Les quatre leviers
| Levier | Ce qu'il produit |
|---|---|
| Règlement communal d'urbanisme | précisions ou durcissements des règles régionales |
| Règlement de police | exigences de sécurité et d'occupation |
| Avis des services d'incendie | conditions techniques imposées lors de l'instruction |
| Taxes et redevances | coût direct lié à l'autorisation |
Aucun de ces leviers n'est centralisé. Les connaître suppose de contacter la commune, et la seule lecture des textes régionaux ne les révèle pas.
Le règlement communal d'urbanisme
Il précise les règles régionales sur le territoire de la commune, et il peut les durcir. Sa lecture précède donc toute étude de faisabilité.
Deux caractéristiques le rendent difficile à anticiper. Elles tiennent à sa dispersion et à sa variabilité.
Il peut être zoné. Une commune peut adopter des règles différentes selon les quartiers, ce qui rend le règlement applicable dépendant de l'adresse exacte du projet.
Il porte souvent sur l'aspect. Matériaux, teintes, formes de toiture, dispositions de façade : des points qui n'apparaissent pas dans les codes régionaux mais qui conditionnent l'autorisation.
Sur les projets situés en zone protégée ou en secteur patrimonial, ces règles peuvent être nettement plus strictes que le cadre régional, comme le montre le cas bruxellois traité dans le guide sur les prix de construction au m².
L'avis des services d'incendie
C'est le levier dont les effets techniques sont les plus lourds, et le moins prévisible. Il s'agit des prescriptions du règlement communal.
Le service d'incendie territorialement compétent est consulté dans le cadre de l'instruction. Son avis n'est pas une norme, mais les demandes qu'il formule deviennent en pratique des conditions, reprises dans l'autorisation.
Trois conséquences.
Elles peuvent excéder les normes de base. Le service peut demander des dispositions supplémentaires en fonction de la configuration du site, de l'accessibilité ou des moyens disponibles.
Elles varient d'une zone de secours à l'autre. La pratique n'est pas uniforme sur le territoire, ce qui rend l'expérience acquise ailleurs partiellement transposable seulement.
Elles arrivent tard dans le processus. Un avis rendu en cours d'instruction peut imposer des modifications sur un projet déjà chiffré.
D'où la pratique recommandée : solliciter un contact préalable avec le service d'incendie sur les projets qui s'écartent du courant, plutôt que d'attendre l'avis formel.
Les taxes et redevances
Le levier le plus simple à chiffrer, et le plus souvent oublié dans les budgets. Il s'agit des taxes communales sur les permis.
Les taxes liées à la délivrance d'un permis sont fixées par la commune et varient d'une commune à l'autre à l'intérieur d'une même région. Elles dépendent souvent de la nature et de l'ampleur des travaux.

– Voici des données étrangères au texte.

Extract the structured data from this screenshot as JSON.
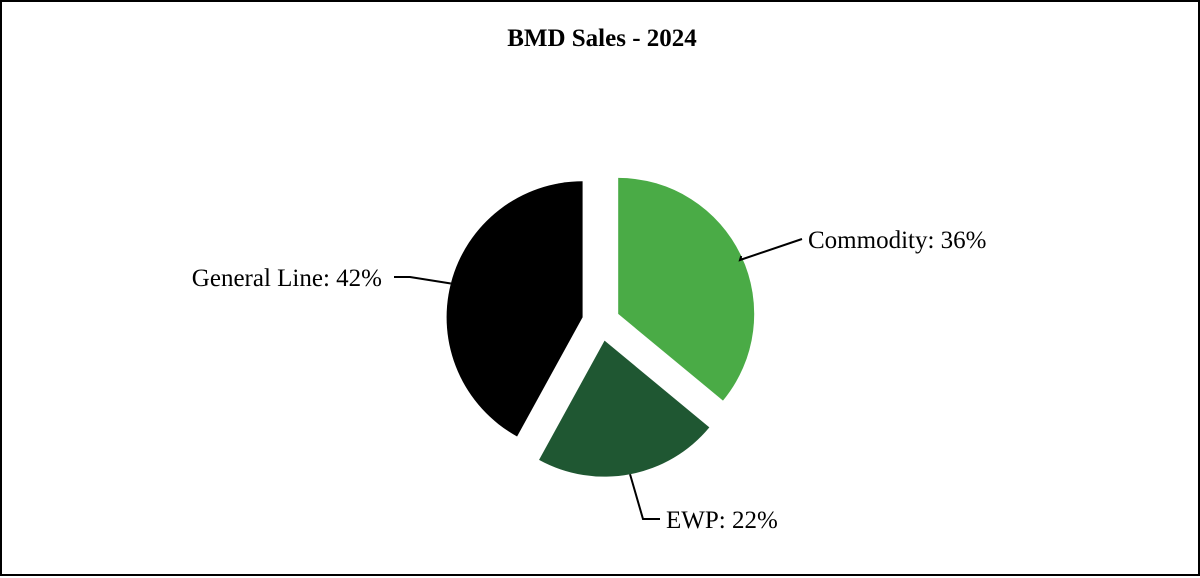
{
  "chart_data": {
    "type": "pie",
    "title": "BMD Sales - 2024",
    "categories": [
      "Commodity",
      "EWP",
      "General Line"
    ],
    "values": [
      36,
      22,
      42
    ],
    "labels": [
      "Commodity: 36%",
      "EWP: 22%",
      "General Line: 42%"
    ],
    "colors": [
      "#4aab46",
      "#1f5732",
      "#000000"
    ],
    "exploded": true,
    "legend": "none"
  }
}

S'y ajoutent, sur les chantiers urbains, les redevances d'occupation du domaine public, qui peuvent représenter un poste réel sur une opération longue. Elles se chiffrent au mètre carré et par jour d'occupation.
Ces postes sont traités dans le guide sur les prix de construction au m². Ils n'apparaissent dans aucun ratio de construction.
Les pratiques d'instruction
Un cinquième facteur, informel mais réel. Il s'agit de la pratique d'instruction du service communal.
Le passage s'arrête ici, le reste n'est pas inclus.